La vie familiale quotidienne est une étape importante vers le retour à une vie normale et favorise une intégration réussie dans le nouveau pays d’accueil, comme le démontrent de nombreuses études scientifiques.L’importance de la famille et la nécessité de la protéger sont universellement reconnues. Le principe de l’unité familiale est inscrit dans le droit international des réfugiés et constitue le fondement juridique du regroupement familial. Il repose sur le droit au respect de la vie familiale, qui est protégé par de nombreux accords internationaux relatifs aux droits de l’homme, tels que la Convention européenne des droits de l’homme ou le Pacte II de l’ONU, ainsi que par la Constitution fédérale (art. 13 et 14). Pourtant, ce droit a récemment été de plus en plus remis en question et restreint en Suisse, en particulier pour les personnes déplacées par la guerre..

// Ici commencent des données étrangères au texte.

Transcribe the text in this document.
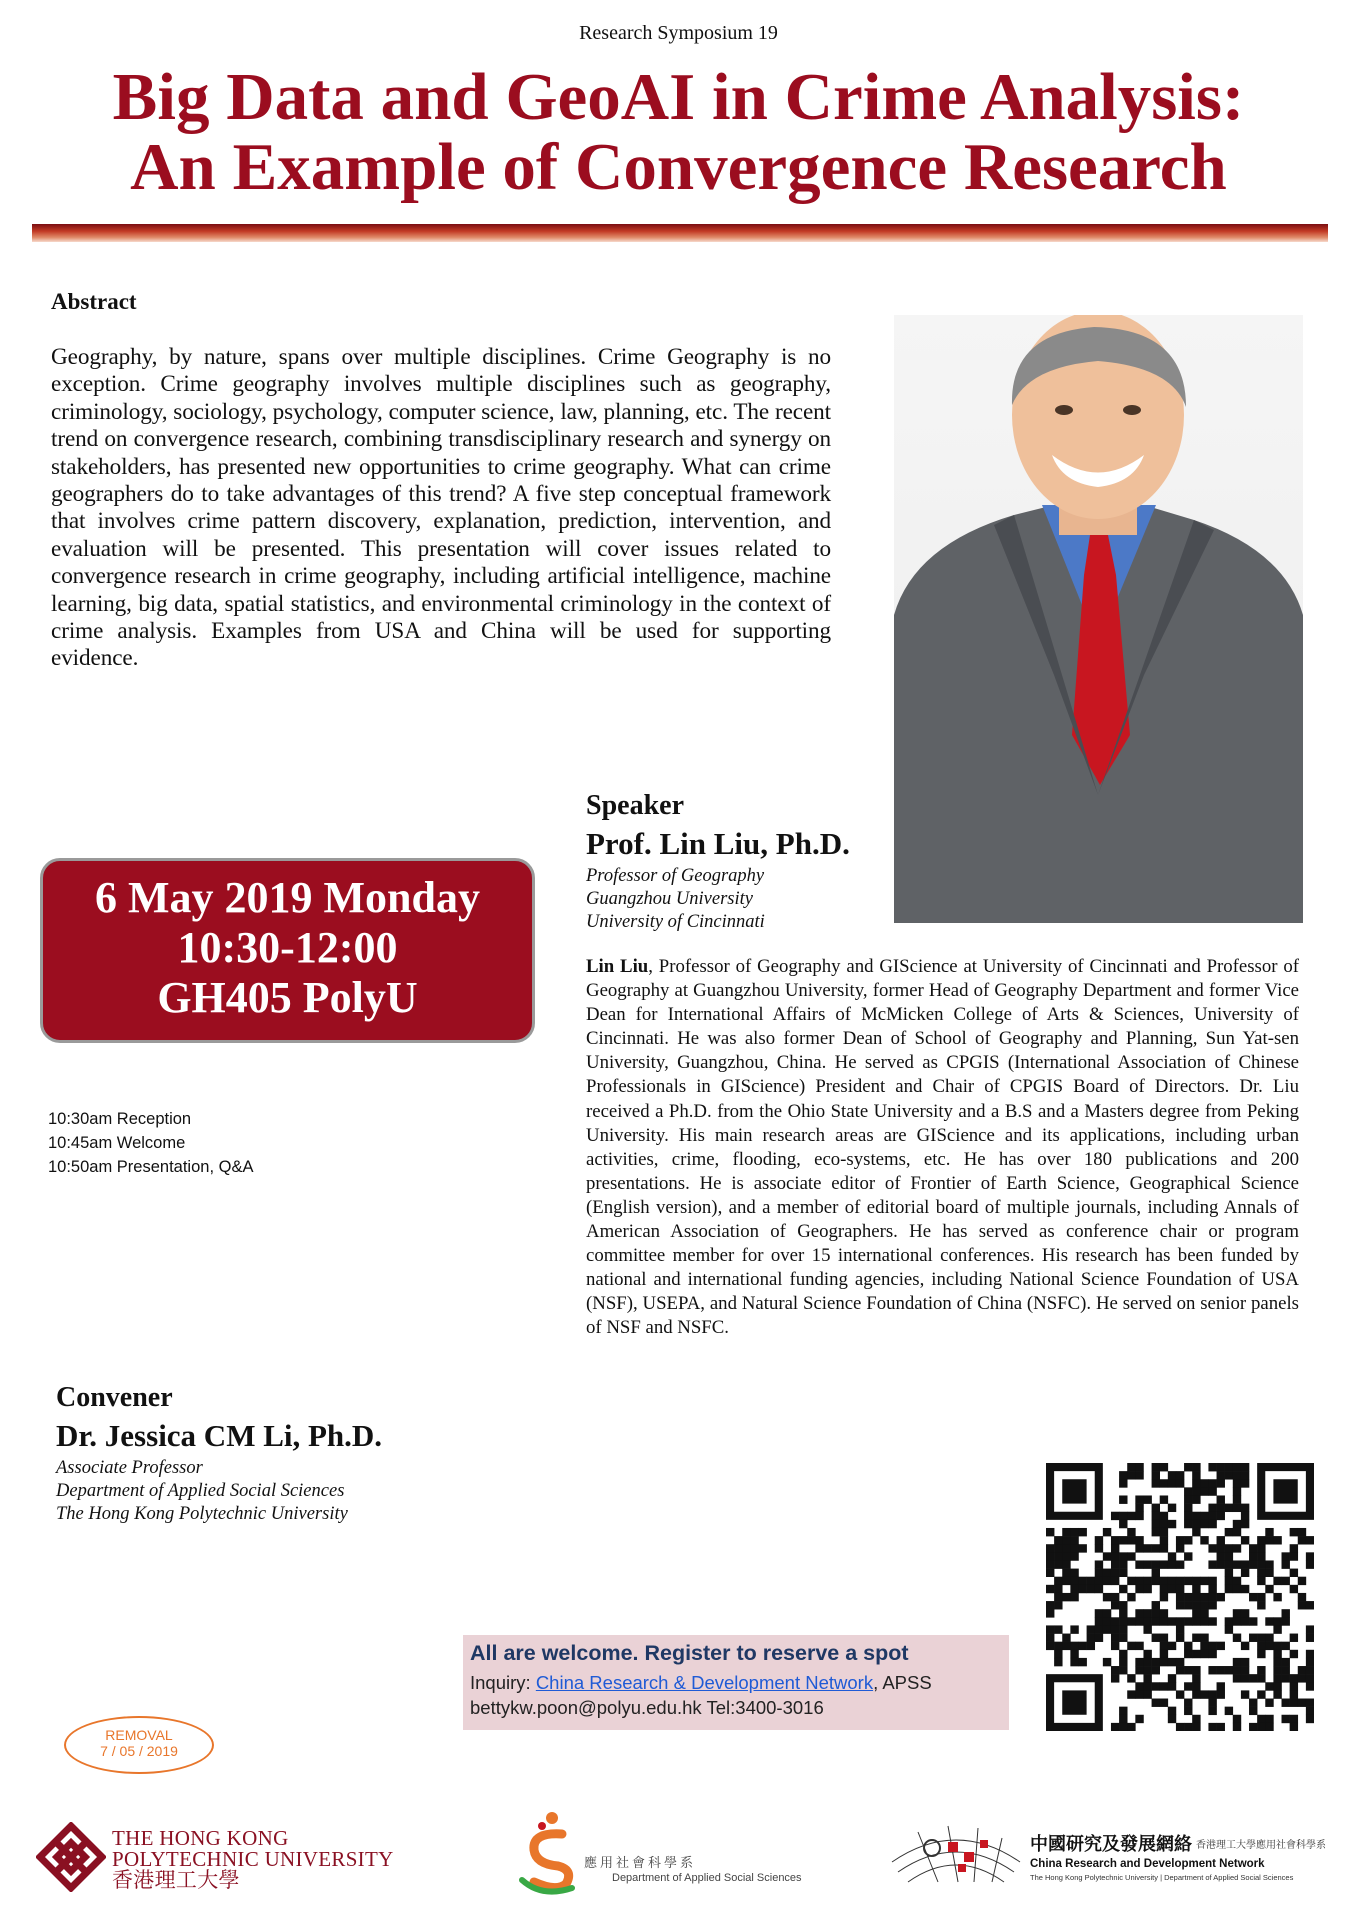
Research Symposium 19
Big Data and GeoAI in Crime Analysis:
An Example of Convergence Research
Abstract
Geography, by nature, spans over multiple disciplines. Crime Geography is no exception. Crime geography involves multiple disciplines such as geography, criminology, sociology, psychology, computer science, law, planning, etc. The recent trend on convergence research, combining transdisciplinary research and synergy on stakeholders, has presented new opportunities to crime geography. What can crime geographers do to take advantages of this trend? A five step conceptual framework that involves crime pattern discovery, explanation, prediction, intervention, and evaluation will be presented. This presentation will cover issues related to convergence research in crime geography, including artificial intelligence, machine learning, big data, spatial statistics, and environmental criminology in the context of crime analysis. Examples from USA and China will be used for supporting evidence.
Speaker
Prof. Lin Liu, Ph.D.
Professor of Geography
Guangzhou University
University of Cincinnati
6 May 2019 Monday
10:30-12:00
GH405 PolyU
10:30am Reception
10:45am Welcome
10:50am Presentation, Q&A
Lin Liu, Professor of Geography and GIScience at University of Cincinnati and Professor of Geography at Guangzhou University, former Head of Geography Department and former Vice Dean for International Affairs of McMicken College of Arts & Sciences, University of Cincinnati. He was also former Dean of School of Geography and Planning, Sun Yat-sen University, Guangzhou, China. He served as CPGIS (International Association of Chinese Professionals in GIScience) President and Chair of CPGIS Board of Directors. Dr. Liu received a Ph.D. from the Ohio State University and a B.S and a Masters degree from Peking University. His main research areas are GIScience and its applications, including urban activities, crime, flooding, eco-systems, etc. He has over 180 publications and 200 presentations. He is associate editor of Frontier of Earth Science, Geographical Science (English version), and a member of editorial board of multiple journals, including Annals of American Association of Geographers. He has served as conference chair or program committee member for over 15 international conferences. His research has been funded by national and international funding agencies, including National Science Foundation of USA (NSF), USEPA, and Natural Science Foundation of China (NSFC). He served on senior panels of NSF and NSFC.
Convener
Dr. Jessica CM Li, Ph.D.
Associate Professor
Department of Applied Social Sciences
The Hong Kong Polytechnic University
All are welcome. Register to reserve a spot
Inquiry: China Research & Development Network, APSS
bettykw.poon@polyu.edu.hk Tel:3400-3016
REMOVAL
7 / 05 / 2019
THE HONG KONG
POLYTECHNIC UNIVERSITY
香港理工大學
應用社會科學系
Department of Applied Social Sciences
中國研究及發展網絡 香港理工大學應用社會科學系
China Research and Development Network
The Hong Kong Polytechnic University | Department of Applied Social Sciences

Les enfants réfugiés sont particulièrement vulnérables – d’autant plus s’ils ont dû fuir seuls, sans leurs proches. Ils ont souvent vécu des situations difficiles et des expériences traumatisantes, avant et pendant leur exil, et font face à un avenir incertain à leur arrivée en Suisse. Selon la Convention des Nations Unies relative aux droits de l’enfant, toute personne âgée de moins de 18 ans est considérée comme un enfant et jouit doncde certains droits inaliénables. Ainsi, la Convention relative aux droits de l’enfant garantit partout dans le monde le droit de chaque enfant à grandir en bonne santé et en sécurité, à réaliser son potentiel, à être écouté et pris au sérieux. La Suisse a ratifié cette convention en 1997. La Suisse a ratifié cette convention en 1997.